YALOVA — 24. Dönem AK Parti Yalova Milletvekili Temel Coşkun, Birleşmiş Milletler toplantısının ardından ABD Başkanı Donald Trump ile İsrail Başbakanı Benjamin Netanyahu’nun ortak açıkladığı sözde “barış planı”na ilişkin değerlendirmelerde bulundu. Coşkun, planın içeriğini “Gazze’yi fiilen yok sayan, tek taraflı ve kabul edilemez şartlar taşıyan bir tasarı” olarak nitelendirdi.
Coşkun, BM zirvesi sonrasında dünya liderlerinin bir araya gelmesine rağmen görüşmelerin esasen “Gazzede yaşanan insani dramı sona erdirmeye yetmediğini” vurguladı. “İki yıldır devam eden katliam ve toplu ölümler karşısında yapılan görüşmeler sonuçsuz kaldı” diyen Coşkun’a göre, son plan ise aslında “karşı tarafa ağır fedakârlıklar dayatan, barıştan çok yeni problemler üreten bir yaklaşımı” yansıtıyor.
Esas eleştirisini planın muhtemel uygulama biçimine yönelten Coşkun, “Barış ancak karşılıklı ödünlerle mümkündür. Ancak açıklanan maddeler yönetimin lağvedilmesi, silahsızlandırma ve esirlerin geri verilmesini zorunlu kılarak Gazze’yi fiilen bitmiş bir bölge haline getirmeyi hedefliyor. Planın uygulanmasını Trump ve Tony Blair gibi figürlerin takip edeceği belirtiliyor — bu da bağımsız bir çözüm yerine dış müdahalesini güçlendirir” ifadelerini kullandı.

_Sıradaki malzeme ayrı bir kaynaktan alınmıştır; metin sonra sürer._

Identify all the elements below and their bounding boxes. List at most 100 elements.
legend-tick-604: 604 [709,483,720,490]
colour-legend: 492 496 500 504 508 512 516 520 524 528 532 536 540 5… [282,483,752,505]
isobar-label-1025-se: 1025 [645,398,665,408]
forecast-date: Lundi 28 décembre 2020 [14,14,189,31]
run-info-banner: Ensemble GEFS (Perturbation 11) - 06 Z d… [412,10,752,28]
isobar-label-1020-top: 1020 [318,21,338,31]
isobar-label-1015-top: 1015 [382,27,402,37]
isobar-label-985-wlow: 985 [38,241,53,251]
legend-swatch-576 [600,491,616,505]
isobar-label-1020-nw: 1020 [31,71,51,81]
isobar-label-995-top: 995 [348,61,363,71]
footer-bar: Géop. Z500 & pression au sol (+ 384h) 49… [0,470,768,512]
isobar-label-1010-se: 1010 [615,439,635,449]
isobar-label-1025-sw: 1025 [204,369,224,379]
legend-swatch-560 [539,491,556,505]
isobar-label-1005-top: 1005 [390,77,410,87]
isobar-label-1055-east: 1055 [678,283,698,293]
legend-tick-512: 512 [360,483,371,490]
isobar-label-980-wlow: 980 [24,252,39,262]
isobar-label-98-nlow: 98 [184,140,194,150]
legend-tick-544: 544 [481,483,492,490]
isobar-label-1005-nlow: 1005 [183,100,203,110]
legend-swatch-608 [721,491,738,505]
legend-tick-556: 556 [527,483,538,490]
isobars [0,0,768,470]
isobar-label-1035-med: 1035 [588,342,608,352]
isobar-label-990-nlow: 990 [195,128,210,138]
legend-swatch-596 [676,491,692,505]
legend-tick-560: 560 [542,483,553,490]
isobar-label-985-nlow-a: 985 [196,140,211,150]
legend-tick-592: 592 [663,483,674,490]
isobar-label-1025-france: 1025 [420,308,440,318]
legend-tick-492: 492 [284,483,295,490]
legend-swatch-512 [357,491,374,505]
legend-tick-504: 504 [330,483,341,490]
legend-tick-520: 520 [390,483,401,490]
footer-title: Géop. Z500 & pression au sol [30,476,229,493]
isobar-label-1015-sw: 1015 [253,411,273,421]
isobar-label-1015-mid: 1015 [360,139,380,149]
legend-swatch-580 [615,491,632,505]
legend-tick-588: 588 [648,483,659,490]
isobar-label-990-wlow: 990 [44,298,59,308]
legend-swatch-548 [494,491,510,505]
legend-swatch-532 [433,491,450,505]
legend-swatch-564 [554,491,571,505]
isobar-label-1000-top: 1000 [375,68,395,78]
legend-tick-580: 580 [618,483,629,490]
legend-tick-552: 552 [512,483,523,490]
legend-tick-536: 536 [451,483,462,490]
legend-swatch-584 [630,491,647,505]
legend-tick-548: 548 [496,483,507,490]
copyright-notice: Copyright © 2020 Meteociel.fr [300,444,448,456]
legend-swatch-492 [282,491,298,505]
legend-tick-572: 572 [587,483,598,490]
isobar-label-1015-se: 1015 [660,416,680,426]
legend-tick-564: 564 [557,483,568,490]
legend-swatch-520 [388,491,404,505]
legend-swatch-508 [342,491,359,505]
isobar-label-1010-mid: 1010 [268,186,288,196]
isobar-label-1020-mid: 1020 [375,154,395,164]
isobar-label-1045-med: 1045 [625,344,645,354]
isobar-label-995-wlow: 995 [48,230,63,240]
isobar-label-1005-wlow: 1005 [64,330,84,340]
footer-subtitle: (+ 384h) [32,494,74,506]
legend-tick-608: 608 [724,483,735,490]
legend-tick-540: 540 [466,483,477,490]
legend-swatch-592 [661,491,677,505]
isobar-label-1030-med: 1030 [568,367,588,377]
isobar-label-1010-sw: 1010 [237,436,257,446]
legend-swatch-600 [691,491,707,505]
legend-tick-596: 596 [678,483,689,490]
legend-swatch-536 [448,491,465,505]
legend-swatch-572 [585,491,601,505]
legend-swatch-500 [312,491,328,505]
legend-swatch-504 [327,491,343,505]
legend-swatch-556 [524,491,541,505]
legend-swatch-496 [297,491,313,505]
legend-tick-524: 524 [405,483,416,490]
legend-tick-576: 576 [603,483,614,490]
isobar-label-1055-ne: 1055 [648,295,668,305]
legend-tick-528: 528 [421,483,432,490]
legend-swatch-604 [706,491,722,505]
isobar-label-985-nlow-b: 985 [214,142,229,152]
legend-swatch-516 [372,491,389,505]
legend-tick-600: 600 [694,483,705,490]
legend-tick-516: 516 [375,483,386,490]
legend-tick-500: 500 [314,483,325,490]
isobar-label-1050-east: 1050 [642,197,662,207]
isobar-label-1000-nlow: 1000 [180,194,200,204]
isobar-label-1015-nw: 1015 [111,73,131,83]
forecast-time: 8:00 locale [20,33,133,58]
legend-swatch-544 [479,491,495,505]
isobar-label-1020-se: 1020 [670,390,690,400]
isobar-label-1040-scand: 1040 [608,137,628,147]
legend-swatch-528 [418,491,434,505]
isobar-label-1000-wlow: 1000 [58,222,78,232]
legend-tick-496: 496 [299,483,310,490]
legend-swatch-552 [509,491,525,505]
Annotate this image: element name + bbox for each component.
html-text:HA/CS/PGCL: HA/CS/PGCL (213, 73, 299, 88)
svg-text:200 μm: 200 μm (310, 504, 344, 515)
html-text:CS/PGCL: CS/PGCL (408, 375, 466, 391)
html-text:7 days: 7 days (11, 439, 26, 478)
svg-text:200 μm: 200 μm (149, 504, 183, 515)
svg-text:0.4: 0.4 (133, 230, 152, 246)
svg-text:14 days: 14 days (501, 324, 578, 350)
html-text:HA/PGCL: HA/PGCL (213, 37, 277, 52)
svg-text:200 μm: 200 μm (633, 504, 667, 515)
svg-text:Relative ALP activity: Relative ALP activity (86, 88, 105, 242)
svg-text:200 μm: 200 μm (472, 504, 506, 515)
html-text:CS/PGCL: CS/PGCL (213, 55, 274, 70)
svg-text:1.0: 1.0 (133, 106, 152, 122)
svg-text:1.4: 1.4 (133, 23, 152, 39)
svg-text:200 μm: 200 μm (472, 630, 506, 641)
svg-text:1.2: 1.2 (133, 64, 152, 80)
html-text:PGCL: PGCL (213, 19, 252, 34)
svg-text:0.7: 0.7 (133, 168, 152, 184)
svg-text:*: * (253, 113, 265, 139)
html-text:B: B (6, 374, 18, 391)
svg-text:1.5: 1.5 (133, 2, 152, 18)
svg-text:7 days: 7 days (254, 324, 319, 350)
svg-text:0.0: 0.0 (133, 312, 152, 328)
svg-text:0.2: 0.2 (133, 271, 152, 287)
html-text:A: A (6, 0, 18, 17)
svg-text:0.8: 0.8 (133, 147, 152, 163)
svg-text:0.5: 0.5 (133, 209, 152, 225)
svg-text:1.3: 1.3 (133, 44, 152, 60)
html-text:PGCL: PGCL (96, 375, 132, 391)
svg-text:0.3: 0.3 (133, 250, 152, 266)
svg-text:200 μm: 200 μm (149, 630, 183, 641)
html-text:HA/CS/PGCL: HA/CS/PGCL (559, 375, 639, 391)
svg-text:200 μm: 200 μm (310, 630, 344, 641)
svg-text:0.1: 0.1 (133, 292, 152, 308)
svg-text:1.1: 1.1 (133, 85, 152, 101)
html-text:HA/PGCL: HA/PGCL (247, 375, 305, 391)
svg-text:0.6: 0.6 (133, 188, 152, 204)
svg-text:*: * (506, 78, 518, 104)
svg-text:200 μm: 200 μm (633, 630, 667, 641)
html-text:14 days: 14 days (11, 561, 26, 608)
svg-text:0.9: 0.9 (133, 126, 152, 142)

Coşkun, planın bölgesel ve uluslararası aktörler tarafından nasıl karşılanacağının kritik olduğunu; Avrupa ve bazı Müslüman ülkelerin desteğinin yanı sıra Pakistan’ın ilk destek veren ülkeler arasında görülmesini “manidar” bulduğunu belirtti. Coşkun, “En kötü barış, en iyi savaştan iyidir” sözünü yinelerken, Gazze halkının “insanca bir yaşam hakkı” olduğunu savundu ve “Bu şartlarla, Netanyahu’nun planı gerçekten uygulayacağına kim garanti verebilir?” diye sordu.
Coşkun, uluslararası toplumun ve bölge aktörlerinin, planı değerlendirirken Gazze’deki insani gerçekliği ve adil, kalıcı bir çözüm gerekliliğini göz önünde bulundurması gerektiğini belirtti.